2. Das Königtum im alten Orient

Außerbiblisch gibt es ein Fülle von Zeugnissen. Die hier erhaltenen Texte erweisen ganz klar, dass von Anfang an im Alten Orient irdisches und göttliches Königtum in innigstem Konnex miteinander standen.

Der irdische König ist in der altorientalischen Königsideologie ja nicht einfach der oberste Machthaber, sondern er ist eine Heilsgestalt. Er ist der "große Mensch" (sumerisch: "lu-gal"). In ihm pulsiert gleichsam das Lebenszentrum seines Volkes.

Seine Macht ist die Garantie für das Leben und das Heil der Gemeinschaft nach außen und nach innen. Denn mit dem König hat die chaotische Epoche, in der das Recht des Stärkeren galt, in der der Schwächere rücksichtslos gebeugt und ausgelöscht wurde, ⋅2⋅ ein Ende gefunden.

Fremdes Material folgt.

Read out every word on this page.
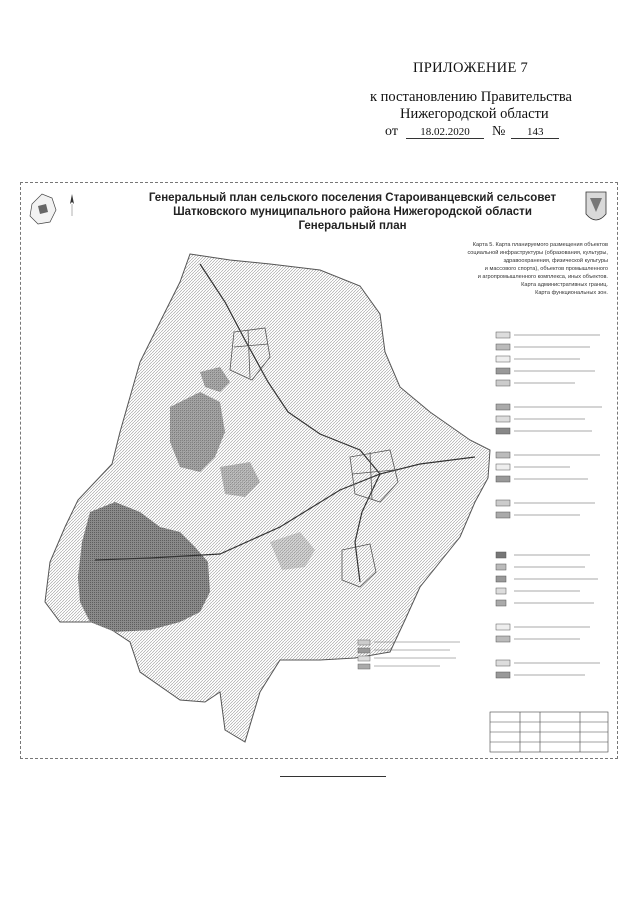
ПРИЛОЖЕНИЕ 7
к постановлению Правительства
Нижегородской области
от 18.02.2020 № 143
Генеральный план сельского поселения Староиванцевский сельсовет
Шатковского муниципального района Нижегородской области
Генеральный план
Карта 5. Карта планируемого размещения объектов
социальной инфраструктуры (образования, культуры,
здравоохранения, физической культуры
и массового спорта), объектов промышленного
и агропромышленного комплекса, иных объектов.
Карта административных границ.
Карта функциональных зон.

Diese Vorstellung vom König, lief aber von Anfang an parallel mit der Vorstellung, die man vom Walten der Götter hatte. So wie der König nämlich ganz konkret das Heil der Gemeinschaft garantierte, so garantierte der Gottkönig, mit seiner Schöpfermacht letztlich den ganzen Kosmos.

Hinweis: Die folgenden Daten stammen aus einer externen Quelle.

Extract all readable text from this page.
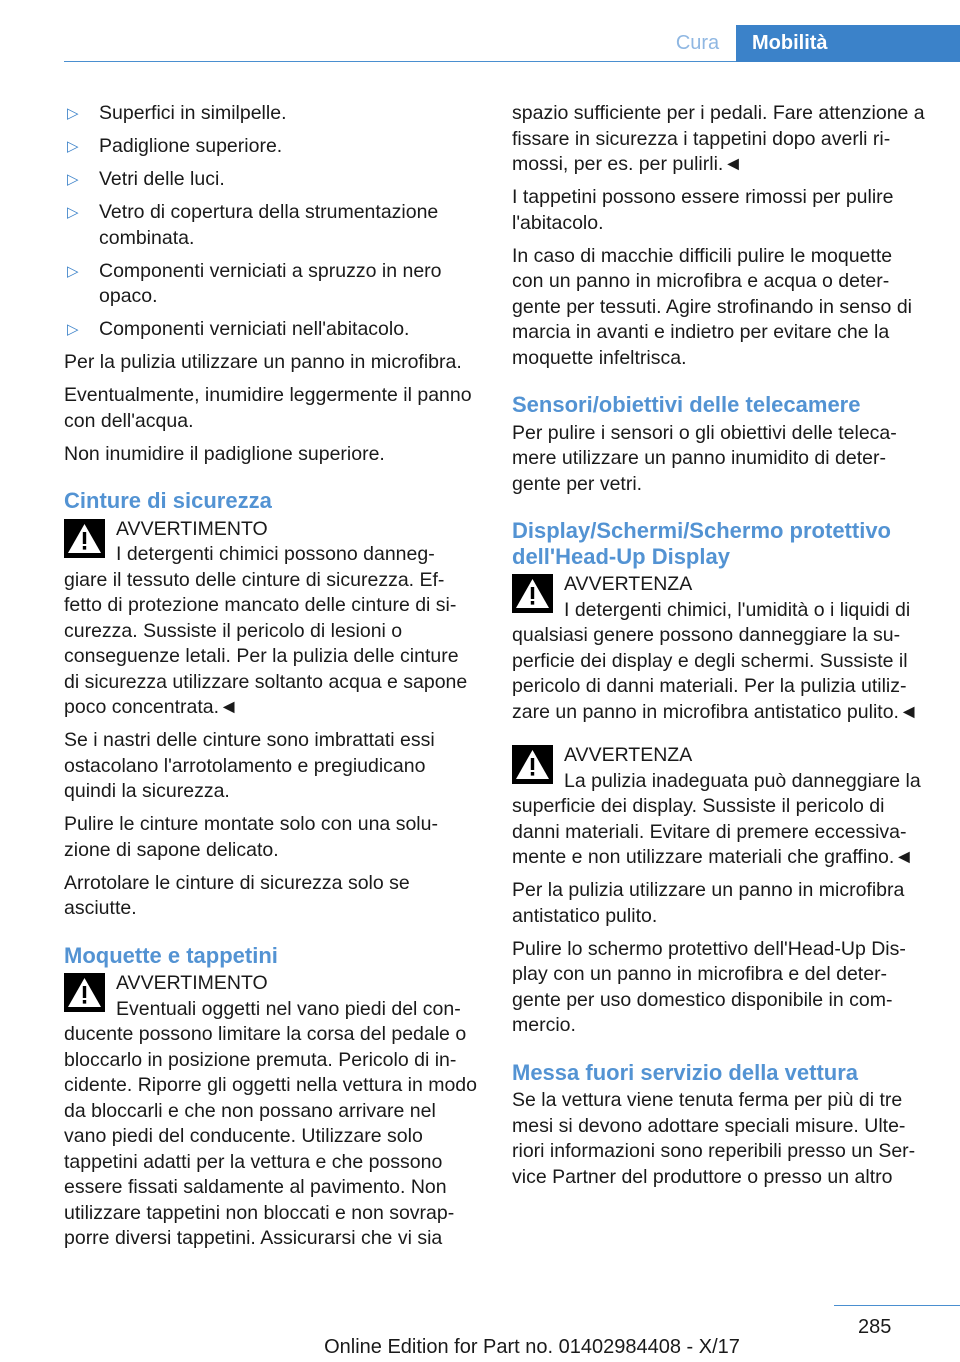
Cura	Mobilità
▷ Superfici in similpelle.
▷ Padiglione superiore.
▷ Vetri delle luci.
▷ Vetro di copertura della strumentazione combinata.
▷ Componenti verniciati a spruzzo in nero opaco.
▷ Componenti verniciati nell'abitacolo.

Per la pulizia utilizzare un panno in microfibra.

Eventualmente, inumidire leggermente il panno con dell'acqua.

Non inumidire il padiglione superiore.

Cinture di sicurezza
AVVERTIMENTO
I detergenti chimici possono danneg‐
giare il tessuto delle cinture di sicurezza. Ef‐fetto di protezione mancato delle cinture di si‐curezza. Sussiste il pericolo di lesioni o conseguenze letali. Per la pulizia delle cinture di sicurezza utilizzare soltanto acqua e sapone poco concentrata.◄

Se i nastri delle cinture sono imbrattati essi ostacolano l'arrotolamento e pregiudicano quindi la sicurezza.

Pulire le cinture montate solo con una solu‐zione di sapone delicato.

Arrotolare le cinture di sicurezza solo se asciutte.

Moquette e tappetini
AVVERTIMENTO
Eventuali oggetti nel vano piedi del con‐
ducente possono limitare la corsa del pedale o bloccarlo in posizione premuta. Pericolo di in‐cidente. Riporre gli oggetti nella vettura in modo da bloccarli e che non possano arrivare nel vano piedi del conducente. Utilizzare solo tappetini adatti per la vettura e che possono essere fissati saldamente al pavimento. Non utilizzare tappetini non bloccati e non sovrap‐porre diversi tappetini. Assicurarsi che vi sia

spazio sufficiente per i pedali. Fare attenzione a fissare in sicurezza i tappetini dopo averli ri‐mossi, per es. per pulirli.◄

I tappetini possono essere rimossi per pulire l'abitacolo.

In caso di macchie difficili pulire le moquette con un panno in microfibra e acqua o deter‐gente per tessuti. Agire strofinando in senso di marcia in avanti e indietro per evitare che la moquette infeltrisca.

Sensori/obiettivi delle telecamere

Per pulire i sensori o gli obiettivi delle teleca‐mere utilizzare un panno inumidito di deter‐gente per vetri.

Display/Schermi/Schermo protettivo dell'Head-Up Display
AVVERTENZA
I detergenti chimici, l'umidità o i liquidi di
qualsiasi genere possono danneggiare la su‐perficie dei display e degli schermi. Sussiste il pericolo di danni materiali. Per la pulizia utiliz‐zare un panno in microfibra antistatico pulito.◄
AVVERTENZA
La pulizia inadeguata può danneggiare la
superficie dei display. Sussiste il pericolo di danni materiali. Evitare di premere eccessiva‐mente e non utilizzare materiali che graffino.◄

Per la pulizia utilizzare un panno in microfibra antistatico pulito.

Pulire lo schermo protettivo dell'Head-Up Dis‐play con un panno in microfibra e del deter‐gente per uso domestico disponibile in com‐mercio.

Messa fuori servizio della vettura

Se la vettura viene tenuta ferma per più di tre mesi si devono adottare speciali misure. Ulte‐riori informazioni sono reperibili presso un Ser‐vice Partner del produttore o presso un altro

285
Online Edition for Part no. 01402984408 - X/17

  • Marduk von Babylon z. B. galt als König der Götter und der Welt, weil er den Kampf mit den Chaosmächten siegreich bestanden und aus ihnen den Kosmos gebildet hatte.
  • Und in Kanaan hatte El den Königstitel weil er der Schöpfergott war und die Welt erschaffen hatte. Aber auch Baal wurde als König verehrt, denn er hatte den Meergott Jam besiegt, damit die Chaosmacht überwunden und die Ordnung hergestellt.

Im Leben und Heil garantierenden Wirken des Königs sah man daher eine Parallele zum Wirken der Götter und im Letzten glaubte man so das Wirken des Gottkönigs im Wirken des irdischen Königs repräsentiert. Im König war demnach der Gottkönig wirksam.

3. Das Königtum in Israel

Während in der Umwelt Israels das Sprechen von Gott als König demnach völlig geläufig ist, tut sich Israel selbst damit anscheinend äußerst schwer.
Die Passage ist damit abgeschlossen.